Background. Despite their impact on outcomes, the effect of patient treatment attitudes on the cost-effectiveness of health-care interventions is not widely studied. This study estimated the impact of patient receptivity to antidepressant medication on the cost-effectiveness of an evidence-based primary-care depression intervention.
Method. Twelve community primary-care practices were stratified and then randomized to enhanced (intervention) or usual care. Subjects included 211 patients beginning a new treatment episode for major depression. At baseline, 111 (52·6%) and 145 (68·7%) reported receptivity to antidepressant medication and counseling respectively. The intervention trained the primary-care teams to assess, educate, and monitor depressed patients. Twelve-month incremental (enhanced minus usual care) total costs and quality-adjusted life years (QALYs) were calculated.
Results. Among patients receptive to antidepressants, the mean incremental cost-effectiveness ratio was $5864 per QALY (sensitivity analyses up to $14689 per QALY). For patients not receptive to antidepressants, the mean incremental QALY score was negative (for both main and sensitivity analyses), or the intervention was at least no more effective than usual care.
Conclusions.

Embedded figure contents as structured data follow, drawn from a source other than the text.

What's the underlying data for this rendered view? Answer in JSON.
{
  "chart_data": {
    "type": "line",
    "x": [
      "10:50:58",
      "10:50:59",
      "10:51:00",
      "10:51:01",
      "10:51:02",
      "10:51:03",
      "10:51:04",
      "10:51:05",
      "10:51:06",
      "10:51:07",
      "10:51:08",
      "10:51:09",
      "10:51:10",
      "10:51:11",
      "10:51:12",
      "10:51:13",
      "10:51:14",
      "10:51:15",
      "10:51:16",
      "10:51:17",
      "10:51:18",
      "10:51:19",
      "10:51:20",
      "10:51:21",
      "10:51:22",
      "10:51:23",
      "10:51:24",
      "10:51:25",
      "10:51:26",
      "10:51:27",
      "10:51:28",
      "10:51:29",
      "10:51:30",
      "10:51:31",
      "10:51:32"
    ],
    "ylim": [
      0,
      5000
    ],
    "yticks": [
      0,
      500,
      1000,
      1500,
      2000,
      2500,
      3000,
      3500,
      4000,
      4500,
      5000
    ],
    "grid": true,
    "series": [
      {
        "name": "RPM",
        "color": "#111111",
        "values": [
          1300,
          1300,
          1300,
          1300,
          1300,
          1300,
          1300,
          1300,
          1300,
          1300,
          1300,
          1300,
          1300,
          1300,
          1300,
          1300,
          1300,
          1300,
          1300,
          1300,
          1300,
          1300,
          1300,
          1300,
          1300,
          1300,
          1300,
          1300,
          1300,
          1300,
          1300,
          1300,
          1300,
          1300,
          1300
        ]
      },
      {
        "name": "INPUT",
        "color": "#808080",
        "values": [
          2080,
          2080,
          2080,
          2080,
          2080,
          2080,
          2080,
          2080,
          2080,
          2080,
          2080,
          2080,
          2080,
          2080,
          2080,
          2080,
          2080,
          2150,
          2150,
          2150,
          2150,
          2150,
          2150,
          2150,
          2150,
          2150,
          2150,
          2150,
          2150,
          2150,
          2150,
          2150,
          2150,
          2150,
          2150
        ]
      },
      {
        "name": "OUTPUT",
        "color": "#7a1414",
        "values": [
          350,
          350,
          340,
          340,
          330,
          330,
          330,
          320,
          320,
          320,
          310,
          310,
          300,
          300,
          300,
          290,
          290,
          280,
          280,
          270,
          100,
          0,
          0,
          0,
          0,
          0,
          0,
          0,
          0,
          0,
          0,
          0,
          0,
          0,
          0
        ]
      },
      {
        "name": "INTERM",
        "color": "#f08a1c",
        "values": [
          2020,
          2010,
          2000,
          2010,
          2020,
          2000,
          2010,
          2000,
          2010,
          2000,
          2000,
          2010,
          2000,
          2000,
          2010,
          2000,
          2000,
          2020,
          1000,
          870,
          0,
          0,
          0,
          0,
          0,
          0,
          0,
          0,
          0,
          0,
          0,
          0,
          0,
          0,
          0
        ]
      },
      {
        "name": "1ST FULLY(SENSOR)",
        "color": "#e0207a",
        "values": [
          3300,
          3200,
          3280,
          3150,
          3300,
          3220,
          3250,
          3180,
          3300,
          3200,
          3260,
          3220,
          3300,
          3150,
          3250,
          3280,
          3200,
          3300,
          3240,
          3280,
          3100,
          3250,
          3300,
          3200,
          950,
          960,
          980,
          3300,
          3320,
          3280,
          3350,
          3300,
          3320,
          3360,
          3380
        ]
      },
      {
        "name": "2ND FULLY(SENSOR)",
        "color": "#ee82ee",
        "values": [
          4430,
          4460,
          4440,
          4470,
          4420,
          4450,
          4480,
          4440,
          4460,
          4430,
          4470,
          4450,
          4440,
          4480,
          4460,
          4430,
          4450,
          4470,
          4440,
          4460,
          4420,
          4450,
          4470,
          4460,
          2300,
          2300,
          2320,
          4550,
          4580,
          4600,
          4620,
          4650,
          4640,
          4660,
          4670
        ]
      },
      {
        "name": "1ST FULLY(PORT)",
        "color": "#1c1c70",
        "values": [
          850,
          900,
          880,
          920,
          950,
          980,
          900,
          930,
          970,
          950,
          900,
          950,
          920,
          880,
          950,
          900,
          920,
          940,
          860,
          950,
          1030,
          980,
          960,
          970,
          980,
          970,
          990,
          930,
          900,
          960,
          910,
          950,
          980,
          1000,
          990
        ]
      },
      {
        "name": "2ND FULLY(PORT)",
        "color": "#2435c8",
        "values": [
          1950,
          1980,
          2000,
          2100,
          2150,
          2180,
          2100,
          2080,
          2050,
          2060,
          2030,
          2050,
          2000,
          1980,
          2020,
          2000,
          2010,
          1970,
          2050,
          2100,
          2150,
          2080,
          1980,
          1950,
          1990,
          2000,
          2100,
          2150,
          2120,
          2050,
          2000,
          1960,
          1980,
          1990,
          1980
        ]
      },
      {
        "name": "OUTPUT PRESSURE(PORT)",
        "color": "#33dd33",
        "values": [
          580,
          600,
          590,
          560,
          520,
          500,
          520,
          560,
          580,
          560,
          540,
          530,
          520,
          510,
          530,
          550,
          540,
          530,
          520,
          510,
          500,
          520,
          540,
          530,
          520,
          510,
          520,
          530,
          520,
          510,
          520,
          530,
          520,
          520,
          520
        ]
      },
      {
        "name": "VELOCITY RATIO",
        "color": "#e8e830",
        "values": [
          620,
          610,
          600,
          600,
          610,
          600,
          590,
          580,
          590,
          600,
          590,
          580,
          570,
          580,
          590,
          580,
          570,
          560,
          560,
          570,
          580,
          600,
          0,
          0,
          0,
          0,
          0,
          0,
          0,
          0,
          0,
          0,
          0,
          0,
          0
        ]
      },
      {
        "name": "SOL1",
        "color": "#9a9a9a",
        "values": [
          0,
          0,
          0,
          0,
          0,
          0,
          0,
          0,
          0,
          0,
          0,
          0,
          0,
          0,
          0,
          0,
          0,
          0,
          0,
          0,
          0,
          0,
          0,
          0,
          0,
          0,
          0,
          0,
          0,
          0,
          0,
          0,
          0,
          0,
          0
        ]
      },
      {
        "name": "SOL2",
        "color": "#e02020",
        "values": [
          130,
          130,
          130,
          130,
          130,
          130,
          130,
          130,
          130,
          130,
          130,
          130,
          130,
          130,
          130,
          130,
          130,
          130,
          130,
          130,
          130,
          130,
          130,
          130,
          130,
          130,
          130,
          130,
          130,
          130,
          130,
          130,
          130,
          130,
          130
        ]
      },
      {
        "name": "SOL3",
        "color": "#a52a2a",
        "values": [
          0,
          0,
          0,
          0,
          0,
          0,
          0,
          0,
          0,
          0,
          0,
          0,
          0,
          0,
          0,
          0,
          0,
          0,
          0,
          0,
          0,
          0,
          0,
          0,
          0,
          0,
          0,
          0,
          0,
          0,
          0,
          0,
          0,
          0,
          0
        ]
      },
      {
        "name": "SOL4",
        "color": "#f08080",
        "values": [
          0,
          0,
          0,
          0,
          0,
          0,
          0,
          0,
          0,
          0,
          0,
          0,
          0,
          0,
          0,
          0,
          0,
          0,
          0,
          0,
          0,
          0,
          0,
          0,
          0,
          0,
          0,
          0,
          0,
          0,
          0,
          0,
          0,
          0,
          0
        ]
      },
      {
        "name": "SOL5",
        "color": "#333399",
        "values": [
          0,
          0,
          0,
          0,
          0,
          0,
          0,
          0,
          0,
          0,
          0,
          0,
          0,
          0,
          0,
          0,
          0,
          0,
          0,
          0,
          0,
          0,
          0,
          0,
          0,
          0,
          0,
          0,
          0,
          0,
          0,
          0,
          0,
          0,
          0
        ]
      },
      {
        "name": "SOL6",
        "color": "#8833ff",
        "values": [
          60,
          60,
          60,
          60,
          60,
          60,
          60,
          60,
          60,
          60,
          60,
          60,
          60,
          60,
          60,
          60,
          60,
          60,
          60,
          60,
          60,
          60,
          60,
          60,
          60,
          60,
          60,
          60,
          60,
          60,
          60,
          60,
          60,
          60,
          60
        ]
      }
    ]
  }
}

These findings suggest a re-thinking of the ‘one size fits all’ depression intervention, given that half of depressed primary-care patients may be non-receptive to antidepressant medication treatment. A brief assessment of treatment receptivity should occur early in the treatment process to identify patients most likely to benefit from primary-care quality improvement efforts for depression treatment. Patient treatment preferences are also important for the development, design, and analysis of depression interventions.